Land plants are engaged in intricate communities with soil bacteria and fungi indispensable for plant survival and growth. The plant-microbial interactions are largely governed by specific metabolites. We employed a combination of lipid-fingerprinting, enzyme activity assays, high-throughput DNA sequencing and isolation of cultivable microorganisms to uncover the dynamics of the bacterial and fungal community structures in the soil after exposure to isothiocyanates (ITC) obtained from rapeseed glucosinolates. Rapeseed-derived ITCs, including the cyclic, stable goitrin, are secondary metabolites with strong allelopathic affects against other plants, fungi and nematodes, and in addition can represent a health risk for human and animals.

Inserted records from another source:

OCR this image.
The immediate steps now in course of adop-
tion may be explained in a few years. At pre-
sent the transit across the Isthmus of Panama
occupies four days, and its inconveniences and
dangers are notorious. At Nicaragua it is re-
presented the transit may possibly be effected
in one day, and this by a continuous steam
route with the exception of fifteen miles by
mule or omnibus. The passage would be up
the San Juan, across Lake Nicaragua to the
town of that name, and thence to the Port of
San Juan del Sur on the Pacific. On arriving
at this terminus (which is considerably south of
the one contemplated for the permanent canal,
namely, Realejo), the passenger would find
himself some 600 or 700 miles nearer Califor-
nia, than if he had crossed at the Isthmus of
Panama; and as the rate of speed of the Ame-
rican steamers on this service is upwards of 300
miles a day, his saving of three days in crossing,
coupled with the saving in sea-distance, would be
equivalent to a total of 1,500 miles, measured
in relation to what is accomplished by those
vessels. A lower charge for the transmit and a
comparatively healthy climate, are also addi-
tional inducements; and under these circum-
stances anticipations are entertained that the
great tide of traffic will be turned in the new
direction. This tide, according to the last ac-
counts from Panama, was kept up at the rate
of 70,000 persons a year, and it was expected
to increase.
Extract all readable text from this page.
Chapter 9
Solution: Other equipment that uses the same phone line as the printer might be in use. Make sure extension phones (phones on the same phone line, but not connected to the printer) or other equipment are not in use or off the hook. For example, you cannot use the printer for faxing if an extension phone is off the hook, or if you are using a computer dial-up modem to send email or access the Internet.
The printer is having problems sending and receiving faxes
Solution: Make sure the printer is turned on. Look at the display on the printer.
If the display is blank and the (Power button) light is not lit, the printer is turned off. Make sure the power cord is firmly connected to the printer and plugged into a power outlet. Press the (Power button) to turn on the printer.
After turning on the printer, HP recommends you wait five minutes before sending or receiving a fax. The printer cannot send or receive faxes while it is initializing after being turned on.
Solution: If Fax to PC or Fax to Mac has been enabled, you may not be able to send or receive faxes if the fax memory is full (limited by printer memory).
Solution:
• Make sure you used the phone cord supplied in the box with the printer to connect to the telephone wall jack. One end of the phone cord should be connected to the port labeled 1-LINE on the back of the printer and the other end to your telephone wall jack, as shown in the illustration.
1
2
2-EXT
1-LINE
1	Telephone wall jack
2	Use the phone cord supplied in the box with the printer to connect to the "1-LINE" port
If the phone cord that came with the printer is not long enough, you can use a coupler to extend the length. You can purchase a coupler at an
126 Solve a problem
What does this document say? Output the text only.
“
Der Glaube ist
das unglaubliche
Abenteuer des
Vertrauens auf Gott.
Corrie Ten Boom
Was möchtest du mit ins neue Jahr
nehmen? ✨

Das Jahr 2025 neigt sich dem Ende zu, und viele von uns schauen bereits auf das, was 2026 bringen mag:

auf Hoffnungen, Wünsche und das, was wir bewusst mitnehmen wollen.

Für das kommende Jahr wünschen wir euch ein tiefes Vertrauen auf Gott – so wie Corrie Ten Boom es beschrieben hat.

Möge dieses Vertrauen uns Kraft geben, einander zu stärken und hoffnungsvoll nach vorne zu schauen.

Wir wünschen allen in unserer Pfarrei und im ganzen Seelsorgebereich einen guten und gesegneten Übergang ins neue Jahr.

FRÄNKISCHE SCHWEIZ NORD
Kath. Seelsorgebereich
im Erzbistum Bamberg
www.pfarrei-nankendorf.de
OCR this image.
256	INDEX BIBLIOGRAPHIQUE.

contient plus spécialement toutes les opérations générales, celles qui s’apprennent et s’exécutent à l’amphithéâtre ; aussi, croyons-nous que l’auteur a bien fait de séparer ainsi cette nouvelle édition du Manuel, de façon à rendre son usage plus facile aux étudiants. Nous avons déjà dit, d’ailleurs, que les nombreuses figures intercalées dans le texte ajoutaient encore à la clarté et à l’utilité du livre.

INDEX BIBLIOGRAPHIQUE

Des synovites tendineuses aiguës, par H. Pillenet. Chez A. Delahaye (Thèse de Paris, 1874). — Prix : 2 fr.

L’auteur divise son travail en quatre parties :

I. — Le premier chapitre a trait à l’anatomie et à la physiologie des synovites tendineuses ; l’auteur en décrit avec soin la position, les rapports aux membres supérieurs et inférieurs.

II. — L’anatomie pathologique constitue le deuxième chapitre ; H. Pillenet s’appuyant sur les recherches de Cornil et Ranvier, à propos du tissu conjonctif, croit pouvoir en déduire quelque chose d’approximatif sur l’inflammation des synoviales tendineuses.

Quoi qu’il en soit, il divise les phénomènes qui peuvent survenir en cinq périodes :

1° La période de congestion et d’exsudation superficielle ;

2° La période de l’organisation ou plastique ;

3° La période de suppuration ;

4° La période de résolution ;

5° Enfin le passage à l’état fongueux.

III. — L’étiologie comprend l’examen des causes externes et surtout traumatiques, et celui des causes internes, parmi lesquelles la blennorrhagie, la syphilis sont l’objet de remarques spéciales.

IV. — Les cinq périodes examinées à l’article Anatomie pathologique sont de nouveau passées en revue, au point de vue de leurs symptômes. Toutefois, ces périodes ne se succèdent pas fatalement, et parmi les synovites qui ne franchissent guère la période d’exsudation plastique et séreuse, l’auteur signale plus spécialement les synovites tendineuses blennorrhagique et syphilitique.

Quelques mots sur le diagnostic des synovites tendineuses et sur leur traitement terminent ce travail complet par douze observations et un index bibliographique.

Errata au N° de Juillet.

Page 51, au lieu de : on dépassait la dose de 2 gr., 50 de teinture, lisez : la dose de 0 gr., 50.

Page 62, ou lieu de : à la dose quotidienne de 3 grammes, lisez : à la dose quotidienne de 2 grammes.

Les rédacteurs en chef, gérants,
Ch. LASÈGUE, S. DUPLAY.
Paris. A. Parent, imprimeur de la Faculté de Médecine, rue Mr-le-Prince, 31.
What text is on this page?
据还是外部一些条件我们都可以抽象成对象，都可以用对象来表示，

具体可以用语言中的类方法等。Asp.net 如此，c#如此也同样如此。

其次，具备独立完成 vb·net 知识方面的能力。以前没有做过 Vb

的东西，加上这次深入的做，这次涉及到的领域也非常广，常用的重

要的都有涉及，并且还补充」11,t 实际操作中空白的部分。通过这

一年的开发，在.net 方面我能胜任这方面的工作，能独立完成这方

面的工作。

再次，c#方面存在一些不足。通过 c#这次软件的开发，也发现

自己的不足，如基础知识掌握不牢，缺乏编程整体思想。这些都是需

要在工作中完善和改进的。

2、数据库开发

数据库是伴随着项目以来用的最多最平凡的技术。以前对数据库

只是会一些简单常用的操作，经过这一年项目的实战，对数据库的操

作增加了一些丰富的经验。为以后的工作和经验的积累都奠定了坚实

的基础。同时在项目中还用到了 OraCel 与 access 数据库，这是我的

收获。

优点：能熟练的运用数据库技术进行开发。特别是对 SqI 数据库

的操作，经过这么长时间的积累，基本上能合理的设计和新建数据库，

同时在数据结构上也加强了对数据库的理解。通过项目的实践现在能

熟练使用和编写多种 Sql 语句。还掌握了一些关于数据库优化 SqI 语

However, the effects of ITC application on the different bacterial and fungal organisms in soil are not known in detail. ITCs diminished the diversity of bacteria and fungi. After exposure, only few bacterial taxa of the Gammaproteobacteria, Bacteriodetes and Acidobacteria proliferated while Trichosporon (Zygomycota) dominated the fungal soil community. Many surviving microorganisms in ITC-treated soil where previously shown to harbor plant growth promoting properties. Cultivable fungi and bacteria were isolated from treated soils. A large number of cultivable microbial strains was capable of mobilizing soluble phosphate from insoluble calcium phosphate, and their application to Arabidopsis plants resulted in increased biomass production, thus revealing growth promoting activities. Therefore, inclusion of rapeseed-derived glucosinolates during biofumigation causes losses of microbiota, but also results in enrichment with ITC-tolerant plant microorganisms, a number of which show growth promoting activities, suggesting that Brassicaceae plants can shape soil microbiota community structure favoring bacteria and fungi beneficial for Brassica plants.

陆地植物与土壤细菌和真菌一起生活在错综复杂的群落中，而土壤细菌和真菌对于植物的生存和生长必不可少。植物与微生物的相互作用主要由特定的代谢产物控制。我们采用了脂质指纹图谱，酶活性测定，高通量DNA测序和可培养微生物分离的组合，以揭示暴露于从菜籽芥子油苷中获得的异硫氰酸盐（ITC）后土壤中细菌和真菌群落结构的动态。来自油菜籽的ITC，包括环状稳定的甲状腺素，是对其他植物，真菌和线虫具有强烈化感作用的次生代谢产物，此外，还可能对人类和动物造成健康威胁。然而，ITC对土壤中不同细菌和真菌生物的影响尚不清楚。ITC减少了细菌和真菌的多样性。暴露后，γ-变形杆菌，细菌杆菌和酸性细菌中只有少数细菌类群增生，而Trichosporon（Zygomycota）主导了真菌土壤群落。在ITC处理过的土壤中，许多存活的微生物以前被证明具有促进植物生长的特性。从处理过的土壤中分离出可培养的真菌和细菌。大量可培养的微生物菌株能够从不溶性磷酸钙中迁移出可溶性磷酸盐，并将其应用于拟南芥植物导致增加的生物量生产，从而揭示了促进生长的活动。因此，在生物熏蒸过程中包含油菜籽中的芥子油苷会导致微生物群的损失，但也会导致ITC耐性植物微生物的富集，其中许多微生物具有促进生长的活性，这表明十字花科植物可以塑造有利于细菌和真菌的土壤微生物群落结构。对芸苔属植物有益。